Por Heryck R. Rangel Hernández

O povo Warao vive nas margens dos riachos ou braços que formam o Delta do Orinoco, nas ilhas construídas com os sedimentos arrastados por este poderoso rio. O uso dos Warao como força de trabalho, a introdução de salários e princípios crioulos causam uma espécie de desintegração cultural em seu funcionamento e organização social e trabalhista.


O povo Warao vive nas margens dos riachos ou braços que formam o Delta do Orinoco, nas ilhas construídas com os sedimentos arrastados por este poderoso rio, quando depositados devido ao freio exercido pelas correntes e marés nas águas fluviais. O topônimo mais antigo do rio Orinoco seria Wirinoko ou Uorinoko, que significa "o lugar onde você rema", de "wiri", que significa "onde reamos" e "noko", lugar. Sobre este grupo indígena, Álvaro A. García-Castro destaca: “Poucos povos têm uma história tão intimamente ligada a um habitat ribeirinho como o povo Warao.
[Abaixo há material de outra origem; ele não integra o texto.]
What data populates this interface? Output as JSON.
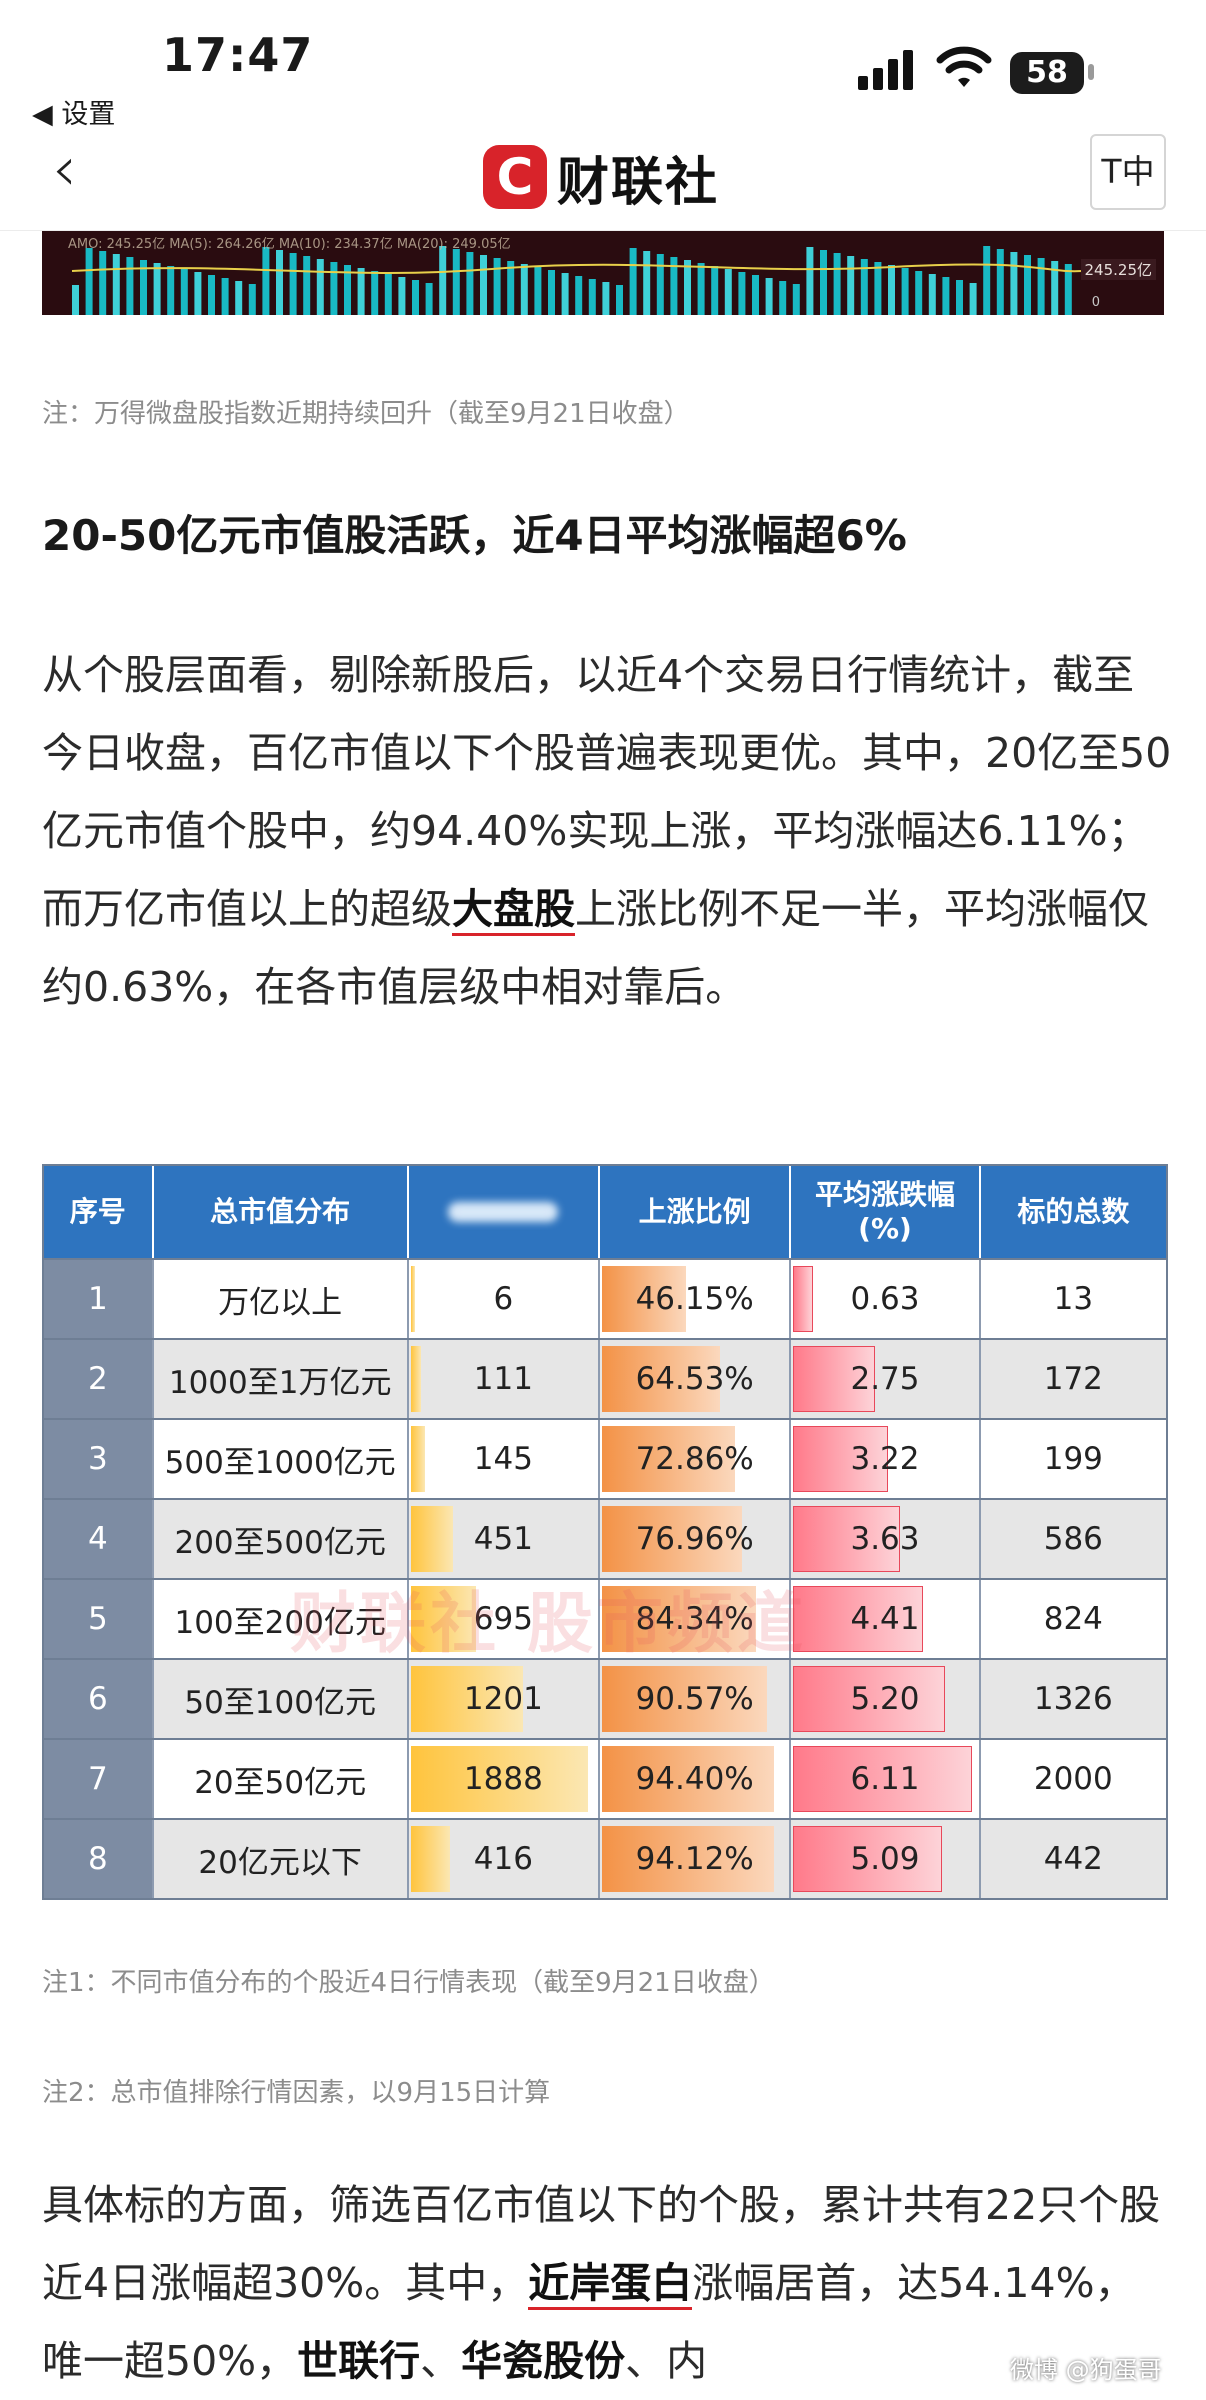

Em suas tradições se diz que eles já estavam lá quando a ilha de Trinidad foi conectada para o continente., ou seja, aproximadamente entre 8.500 e 9.000 anos atrás (lembre-se que durante o último período glacial, devido ao acúmulo de grandes quantidades de gelo nos territórios continentais do Hemisfério Norte, o nível do mar caiu cerca de 100 metros e a profundidade da Foz da Serpente e até do Golfo de Paria, é muito menor que esse número) ". E o gentilicio dos waraos é traduzido como "habitantes da água", de waha (costa baixa, área alagada) e arao (pessoas, habitantes), e também "homens dos barcos, de" wa "(canoa) e" arao ". A surpreendente e longa adaptação dos Waraos a este habitat fluvial é facilmente explicada quando levamos em consideração a extraordinária estabilidade de um ecossistema como o deltaico da foz do Orinoco: nem o clima, nem a hidrografia , nem a extraordinária vegetação exuberante, nem os mecanismos hidráulicos das correntes (fluviais e marinhas) nem as marés, nem a abundância de espécies de peixes, tanto fluviais como marinhas, mudaram significativamente nas últimas dezenas de milhares de anos. As marés e o mar penetração das águas marinhas nas tubulações do delta durante a maré alta, produz o fenômeno conhecido como Macareo que traz variedades de peixes do mar, enriquecendo assim a diversidade nas tarefas de pesca do w. guillemots.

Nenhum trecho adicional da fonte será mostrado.